The Lords was debating a Commons amendment that would allow the Lord Chancellor to be an MP rather than a peer. And why not, you say? It's a modernising initiative. Obvious. Sensible. It would allow a Roy Jenkins to be made Lord Chancellor rather than some second-rate party hack with a law degree lawyer (none springs to mind just now).

The Lord Privy Seal can sit in the Commons, Charlie Falconer told them. And the Deputy Prime Minister exercises quasi-judicial functions in planning - "I hear no one question whether he's fit to carry out that work" (he must be deaf) "because he's a member of the Other Place (oh, have it your own way).
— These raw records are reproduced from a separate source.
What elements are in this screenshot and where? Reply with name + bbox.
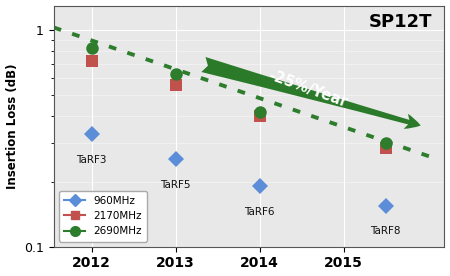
Text: TaRF8: TaRF8 [370,227,401,237]
2690MHz [89,46,94,49]
960MHz [257,185,262,188]
2170MHz [173,83,178,86]
Legend: 960MHz, 2170MHz, 2690MHz: 960MHz, 2170MHz, 2690MHz [59,191,147,242]
2690MHz [173,72,178,75]
Text: SP12T: SP12T [369,13,433,31]
960MHz [173,157,178,160]
Line: 2690MHz: 2690MHz [85,41,392,150]
Text: -25%/Year: -25%/Year [267,68,350,110]
Y-axis label: Insertion Loss (dB): Insertion Loss (dB) [5,63,18,189]
Text: TaRF5: TaRF5 [160,180,191,190]
Line: 2170MHz: 2170MHz [86,55,391,154]
2170MHz [89,59,94,63]
Text: TaRF3: TaRF3 [76,155,107,165]
960MHz [89,133,94,136]
2170MHz [257,115,262,118]
Line: 960MHz: 960MHz [86,129,391,211]
2690MHz [383,142,388,145]
Text: TaRF6: TaRF6 [244,207,275,217]
2690MHz [257,110,262,113]
960MHz [383,204,388,207]
2170MHz [383,147,388,150]
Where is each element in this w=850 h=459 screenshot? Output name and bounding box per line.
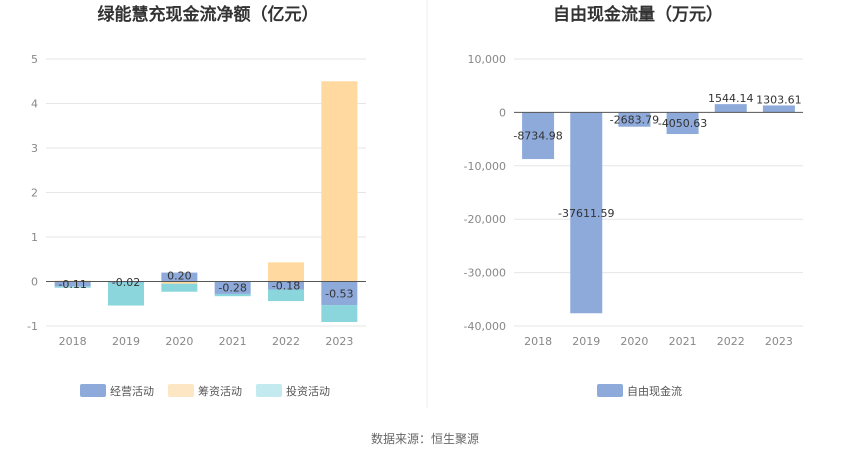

Charlie told us that the Lord Chancellor needed to have judgement, courage, stature and independence (which he pronounces "dependence"). Without wanting to be rude - which isn't to say I don't want to be rude - it is by no means clear how much or how many of these qualities Charlie has himself. "It is the person who holds the office that is important, not the place," he said, with the sort of cheerful vulgarity you expect from the Other Place, as they call it here.

The fact is, culture draws out certain sorts of behaviour, and that in turn creates character. The culture of the Commons is not one that encourages the superlunary poise we expect of a Lord Chancellor. During the terror Bill last week we saw, in the early hours of Friday morning, MPs shouting, bellowing, boozing, busking, barking at the Health Secretary and oinking at the Labour chief whip. Culture creates the company ("then the pig got up and slowly walked away"). The culture of the Commons has created, for instance, David Lammy, the Lord Chancellor's representative down there. He is, everyone agrees, the single most over-promoted of all the junior ministers (and believe me there is competition for that award). We'll attend to him in more detail at a later date. For the time being: "There is no doubt about the status of the office when we look at the current Secretary of State for Constitutional Affairs," Lord Kingsland said. "It is rather ... lowly."

Kingsland went on to an impossible win. In his view there was a fundamental conflict between an MP's electoral requirement to do the will of the majority, and the Lord Chancellor's duty to uphold the rule of law. He said that a proper Lord Chancellor would never have allowed the proposal to suspend habeas corpus to have emerged from the cabinet room.

I thought he was calling the Lord Chancellor, in the nicest possible way, a snivelling wretch. Looking at the text, I'm sure of it.

Age and experience - the two don't always go together - prevailed over Charlie's youthful enthusiasm. The Lords voted to retain their exclusive right to the highest legal office in the land. Well, they should, shouldn't they?